Postgresql Tip: A ranked list that includes some values irrespective of their actual rank

Steven NgDaily Debug BlogLeave a Comment

The Problem

You want to create a ranked list (like a top 10 list) that always includes one or more values.

What do I mean by this? The best example is during the Olympic Games. You’ll often see the top 10 countries with a medal count.

Let’s say you’re reading that list from the Toronto Star, and on that particular day, Canada is not in the top 10 for medal counts. Because the Toronto Star’s readership is mostly Canadian, they always want to include Canada in that list. Which is why you’ll generally still see a line for Canada as the 11th row, showing whatever ranking value Canada has with respect to medal counts.

For my particular use case, I’m looking at geographic origins for sessions on our web site.  For my ranking list, I always want Canada and the United States to show up on top 10 lists, irrespective of their actual rankings.

The Solution

The solution is pretty straightforward. My Google Analytics geographic data is stored in a table, and I want to rank hits by country for my entire data set. Before aggregation, it looks like this:

First, I need to create a query to rank all of the sessions by country.

select
  country,
  sum(sessions) as sessions,
  rank() over (order by sum(sessions) desc)
from
  fact.ga_geographic_visitors
group by country

That narrowed my output to something like this:

On a normal list, all I need to do is filter down the rank to be <=10 (you don’t necesarily want to use limit 10 because the rank() function in Postgresql spots ties).

Because my sample data includes the US and Canada in the top 10, I’m going to have to change my rules to better illustrate my example.
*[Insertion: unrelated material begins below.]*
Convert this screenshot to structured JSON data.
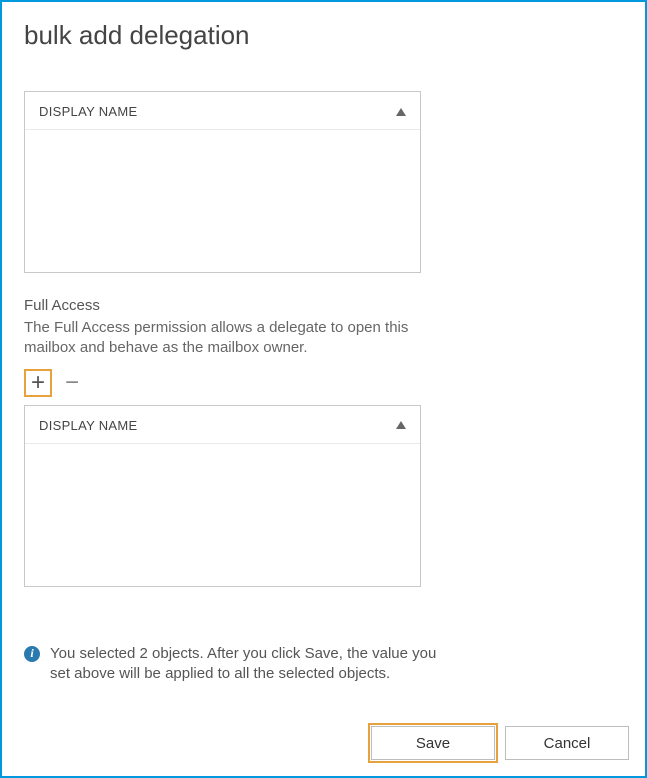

Let’s force China and Mexico into my top ten list, since they fall at 13 and 17, respectively.

All I need to do is make my previous query a subquery and then add a couple of filters – one to limit the rank to 10 or below, and another to ensure that Mexico and China are always included (using an or boolean operator).

select * from
  (
    select
      country,
      sum(sessions) as sessions,
      rank() over (order by sum(sessions) desc)
    from
      fact.ga_geographic_visitors
    group by country
  ) ranked_query
  where
  ranked_query.rank <= 10
  or
  ranked_query.country in ('Mexico','China')

And that yields the following result:

And there you have it! If China and Mexico happen to be in the top 10, then only the values with a rank of 10 or lower will appear in the list (the number of actual items in the list will vary depending on whether there are any ties) . If China and Mexico are below the threshold, they’ll appear no matter what.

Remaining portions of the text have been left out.